Sin agua apenas sobreviviríamos entre tres y cinco días, mientras que sin comer podríamos aguantar semanas. Este líquido es básico para el funcionamiento del organismo: forma la sangre, fluye por el cuerpo, transporta oxígeno y nutrientes a las células, nos ayuda a eliminar los productos de desecho del cuerpo y contribuye a mantener la temperatura corporal, entre otras muchas funciones. De ahí que la sed sea uno de los impulsos instintivos de supervivencia más poderosos que existen.
Ahora bien, ¿cómo controla el cerebro cuándo necesitamos beber y cuánto? Hasta el momento se solía pensar que cambios en el volumen de la sangre o en su concentración era lo que nos empujaba a buscar agua. No obstante, esa teoría planteaba algunas incongruencias: por ejemplo, un vaso de este líquido consigue saciar la sed en segundos, mucho antes de que el agua llegue al torrente sanguíneo, un proceso que requiere decenas de minutos. Y cuando comemos, sentimos sed de forma inmediata y no una vez que la comida se digiere, es absorbida y llega a la sangre.
“Hasta el momento era un misterio en ciencia de qué forma el cerebro lograba anticipar desequilibrios futuros en la sangre y provocar sed”, explica el investigador Zachary Knight, de la Universidad de California San Francisco (EEUU).
Este químico lideró un estudio, que recoge la revista Nature, con el que descubrió que existen una serie de neuronas encargadas de realizar predicciones en tiempo real sobre cómo la comida y bebida que estamos tomando influirá en el futuro inmediato en el equilibrio de los fluidos corporales. Y “como resultado de esas predicciones, ajustan nuestro comportamiento de ingesta de agua”, señala Knight.
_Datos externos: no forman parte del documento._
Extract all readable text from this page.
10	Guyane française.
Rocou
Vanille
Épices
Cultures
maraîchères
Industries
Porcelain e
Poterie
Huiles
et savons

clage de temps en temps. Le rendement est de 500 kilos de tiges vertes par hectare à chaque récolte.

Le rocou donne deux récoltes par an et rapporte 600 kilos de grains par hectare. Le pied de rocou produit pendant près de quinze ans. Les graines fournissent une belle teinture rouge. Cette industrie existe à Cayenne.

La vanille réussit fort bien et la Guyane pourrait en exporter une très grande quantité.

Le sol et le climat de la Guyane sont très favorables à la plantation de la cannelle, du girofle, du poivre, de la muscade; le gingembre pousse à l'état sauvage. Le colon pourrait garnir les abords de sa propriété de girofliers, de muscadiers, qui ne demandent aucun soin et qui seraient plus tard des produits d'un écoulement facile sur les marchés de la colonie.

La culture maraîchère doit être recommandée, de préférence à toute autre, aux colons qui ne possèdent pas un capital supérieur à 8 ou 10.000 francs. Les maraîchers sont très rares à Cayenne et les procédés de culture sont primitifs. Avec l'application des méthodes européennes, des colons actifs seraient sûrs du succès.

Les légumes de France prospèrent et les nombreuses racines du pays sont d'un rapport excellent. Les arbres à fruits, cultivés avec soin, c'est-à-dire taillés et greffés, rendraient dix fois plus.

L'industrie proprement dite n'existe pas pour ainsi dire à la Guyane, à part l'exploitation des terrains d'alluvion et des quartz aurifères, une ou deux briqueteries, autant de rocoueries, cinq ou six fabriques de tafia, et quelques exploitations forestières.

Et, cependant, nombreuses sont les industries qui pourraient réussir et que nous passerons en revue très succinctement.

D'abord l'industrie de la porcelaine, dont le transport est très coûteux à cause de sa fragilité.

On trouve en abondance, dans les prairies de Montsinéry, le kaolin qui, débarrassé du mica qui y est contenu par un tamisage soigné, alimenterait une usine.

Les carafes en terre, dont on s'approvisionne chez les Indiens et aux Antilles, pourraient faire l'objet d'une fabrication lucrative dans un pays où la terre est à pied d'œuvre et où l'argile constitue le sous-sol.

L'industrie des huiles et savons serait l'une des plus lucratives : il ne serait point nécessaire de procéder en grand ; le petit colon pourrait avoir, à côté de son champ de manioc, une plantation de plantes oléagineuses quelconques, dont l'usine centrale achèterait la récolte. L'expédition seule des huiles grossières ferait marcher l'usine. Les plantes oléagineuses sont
Junto a su equipo, este investigador logró registrar por primera vez la actividad de las neuronas encargadas de la sed en ratones. Estas neuronas están ubicadas en el órgano subfornical, una pequeña estructura situada fuera de la barrera hematoencefálica cerebral, y observó que reciben señales procedentes de la boca mientras tomamos alimentos o bebidas.
Esas señales les envían información acerca de cuánta agua o comida estamos tomando. Y entonces estas neuronas, que también monitorizan de forma continua el volumen y la composición del torrente sanguíneo, realizan predicciones de cómo cambiará el equilibrio de fluidos del organismo en los próximos minutos, cuando los alimentos se absorban.
“Esas señales que reciben desde la cavidad oral permiten a las neuronas provocarnos la sensación de sed de forma preventiva como respuesta a la ingesta de comida, por ejemplo, de manera que no se produzcan desequilibrios en la sangre una vez que se absorben los alimentos”, afirma Knight. Y también nos generan la sensación de saciedad tras beber un vaso de agua, cuando calculan que la cantidad que hemos tomado de este líquido es suficiente.
Ahora bien, qué tipo de señales envían los receptores de la boca a estas neuronas reguladoras de la sed se desconoce. En su estudio, los investigadores de la Universidad de California San Francisco identificaron que una de esas señales tiene que ver con la temperatura: al parecer, el consumo de líquidos fríos reduce la actividad de las neuronas de la sed de forma más contundente que el de bebidas calientes.
“De hecho, hemos demostrado que tan solo refrescándole la lengua a un ratón somos capaces de aplacar la actividad de sus neuronas de la sed. Y eso explica por qué la gente considera que las bebidas frías calman antes la sed”, comenta Knight.